Principiante - Domande Generali



1. Cosa significa anche solo "IA nella bellezza"?

Significa che le aziende utilizzano l'intelligenza artificiale per analizzare la tua pelle, i capelli o i tratti del viso e fornire raccomandazioni di prodotti personalizzate, virtual try-on o formule miscelate su misura.



2. Qual è il vantaggio principale per me come cliente?

Il vantaggio più grande è la personalizzazione. Invece di indovinare quale tonalità di fondotinta o prodotto skincare funzionerà, l'IA può analizzare le tue esigenze uniche per trovare la tua corrispondenza perfetta, riducendo sprechi e acquisti falliti.



3. È accurata? Posso davvero fidarmi di un computer per consigliarmi la mia skincare?

È altamente accurata per compiti specifici come l'abbinamento delle tonalità e l'analisi di problemi cutanei visibili. Tuttavia, è uno strumento, non un medico. Per condizioni mediche come acne grave o rosacea, dovresti comunque consultare un dermatologo.



4. Ho bisogno di attrezzature speciali per usare questi servizi?

Di solito no. La maggior parte delle startup utilizza la fotocamera del tuo smartphone per l'analisi o la webcam del tuo computer per i virtual try-on. Alcuni dispositivi avanzati in negozio potrebbero utilizzare scanner speciali per un'analisi della pelle più approfondita.



5. Posso provare virtualmente il trucco prima di acquistarlo online?

Sì. Questo è uno degli usi più popolari. Il virtual try-on alimentato dall'IA ti permette di vedere come diverse tonalità di rossetto, ombretto o fondotinta appaiono sul tuo video o foto in diretta.



Avanzato - Domande Dettagliate



6. Oltre ai virtual try-on, quali sono le cose più innovative che fanno le startup di bellezza basate sull'IA?

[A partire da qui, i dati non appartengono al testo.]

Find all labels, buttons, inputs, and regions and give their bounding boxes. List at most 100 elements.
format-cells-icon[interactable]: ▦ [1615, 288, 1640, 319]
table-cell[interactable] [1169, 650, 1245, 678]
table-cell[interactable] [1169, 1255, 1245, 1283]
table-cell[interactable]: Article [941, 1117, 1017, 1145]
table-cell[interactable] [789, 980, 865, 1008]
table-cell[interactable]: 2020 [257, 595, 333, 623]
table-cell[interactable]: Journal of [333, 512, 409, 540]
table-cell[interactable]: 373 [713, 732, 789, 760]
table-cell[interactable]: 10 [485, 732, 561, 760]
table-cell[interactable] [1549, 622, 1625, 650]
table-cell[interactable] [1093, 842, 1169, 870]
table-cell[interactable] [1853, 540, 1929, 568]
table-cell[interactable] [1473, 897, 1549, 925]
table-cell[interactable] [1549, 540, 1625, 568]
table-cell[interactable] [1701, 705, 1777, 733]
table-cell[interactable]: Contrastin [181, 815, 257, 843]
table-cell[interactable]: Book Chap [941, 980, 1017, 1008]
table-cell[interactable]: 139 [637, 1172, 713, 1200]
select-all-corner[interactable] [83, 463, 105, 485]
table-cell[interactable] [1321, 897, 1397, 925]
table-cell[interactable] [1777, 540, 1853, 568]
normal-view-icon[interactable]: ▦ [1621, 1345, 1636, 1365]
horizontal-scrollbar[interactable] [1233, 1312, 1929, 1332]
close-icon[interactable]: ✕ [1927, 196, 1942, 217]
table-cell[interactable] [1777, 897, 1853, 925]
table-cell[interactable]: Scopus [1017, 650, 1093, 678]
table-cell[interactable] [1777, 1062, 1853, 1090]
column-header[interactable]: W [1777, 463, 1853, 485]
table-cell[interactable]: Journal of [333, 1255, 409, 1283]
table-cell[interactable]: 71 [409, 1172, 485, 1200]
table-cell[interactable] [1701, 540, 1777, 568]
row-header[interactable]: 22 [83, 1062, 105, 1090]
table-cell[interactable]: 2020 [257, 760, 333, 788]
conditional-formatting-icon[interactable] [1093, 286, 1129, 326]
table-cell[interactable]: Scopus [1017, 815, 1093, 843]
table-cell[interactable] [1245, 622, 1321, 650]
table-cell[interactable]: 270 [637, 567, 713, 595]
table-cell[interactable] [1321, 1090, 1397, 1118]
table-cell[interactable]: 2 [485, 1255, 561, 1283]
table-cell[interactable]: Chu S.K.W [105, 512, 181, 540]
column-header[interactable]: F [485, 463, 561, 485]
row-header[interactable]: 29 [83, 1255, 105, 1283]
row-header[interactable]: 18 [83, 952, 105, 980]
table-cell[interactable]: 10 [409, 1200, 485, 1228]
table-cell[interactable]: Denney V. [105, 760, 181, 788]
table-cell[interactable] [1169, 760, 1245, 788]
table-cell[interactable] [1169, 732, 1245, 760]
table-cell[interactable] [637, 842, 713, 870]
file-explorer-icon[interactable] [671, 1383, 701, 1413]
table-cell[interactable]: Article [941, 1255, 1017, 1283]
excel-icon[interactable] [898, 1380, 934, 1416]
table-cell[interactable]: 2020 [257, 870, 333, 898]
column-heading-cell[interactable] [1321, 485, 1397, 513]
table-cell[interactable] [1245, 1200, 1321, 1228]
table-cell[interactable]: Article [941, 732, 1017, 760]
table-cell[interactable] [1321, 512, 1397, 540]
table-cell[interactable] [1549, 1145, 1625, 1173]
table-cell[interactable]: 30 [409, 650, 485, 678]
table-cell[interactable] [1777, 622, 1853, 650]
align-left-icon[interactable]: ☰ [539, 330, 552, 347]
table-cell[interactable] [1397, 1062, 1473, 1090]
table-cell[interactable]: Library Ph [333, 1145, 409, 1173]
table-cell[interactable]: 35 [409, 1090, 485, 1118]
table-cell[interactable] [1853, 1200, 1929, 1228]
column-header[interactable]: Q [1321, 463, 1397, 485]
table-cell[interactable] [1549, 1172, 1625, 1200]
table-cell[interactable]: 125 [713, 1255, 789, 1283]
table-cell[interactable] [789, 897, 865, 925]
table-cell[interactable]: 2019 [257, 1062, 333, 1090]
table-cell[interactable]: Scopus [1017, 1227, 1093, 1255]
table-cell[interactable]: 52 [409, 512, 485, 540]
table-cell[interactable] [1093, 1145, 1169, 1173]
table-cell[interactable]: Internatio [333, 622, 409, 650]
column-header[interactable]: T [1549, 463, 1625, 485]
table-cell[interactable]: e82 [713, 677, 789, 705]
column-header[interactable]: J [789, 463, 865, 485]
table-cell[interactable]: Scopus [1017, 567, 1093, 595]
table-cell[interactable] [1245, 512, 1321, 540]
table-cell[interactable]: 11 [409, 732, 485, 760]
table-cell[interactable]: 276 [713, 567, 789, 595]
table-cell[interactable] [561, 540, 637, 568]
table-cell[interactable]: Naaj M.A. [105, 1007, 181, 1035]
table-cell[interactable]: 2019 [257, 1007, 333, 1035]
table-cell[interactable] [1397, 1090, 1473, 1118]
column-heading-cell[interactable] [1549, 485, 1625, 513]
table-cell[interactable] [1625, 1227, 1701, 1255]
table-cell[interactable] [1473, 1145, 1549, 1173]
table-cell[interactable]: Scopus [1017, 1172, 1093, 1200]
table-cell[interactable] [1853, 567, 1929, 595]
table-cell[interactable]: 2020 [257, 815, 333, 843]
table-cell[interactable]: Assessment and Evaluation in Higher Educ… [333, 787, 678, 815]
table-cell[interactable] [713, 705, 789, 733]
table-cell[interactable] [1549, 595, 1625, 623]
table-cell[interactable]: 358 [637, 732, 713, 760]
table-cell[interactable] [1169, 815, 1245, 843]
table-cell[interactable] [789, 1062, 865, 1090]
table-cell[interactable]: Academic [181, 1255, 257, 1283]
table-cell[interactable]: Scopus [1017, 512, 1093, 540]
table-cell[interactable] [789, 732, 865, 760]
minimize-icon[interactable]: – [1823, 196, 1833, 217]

Si stanno spostando verso l'iper-personalizzazione. Ciò include:

- Creazione di Formule Personalizzate: Startup come Proven o Atolla utilizzano l'IA per analizzare la tua pelle e l'ambiente per creare prodotti skincare miscelati unicamente per te.

- Previsione della Pelle: Analizzare come la tua pelle potrebbe cambiare con le stagioni, lo stress o l'età e adattare le routine in modo proattivo.

- Supply Chain e Sostenibilità: L'IA aiuta i brand a prevedere le tendenze e produrre in modo più preciso, riducendo la sovrapproduzione e gli sprechi.



7. Quali sono alcuni esempi specifici di startup di bellezza basate sull'IA leader del settore?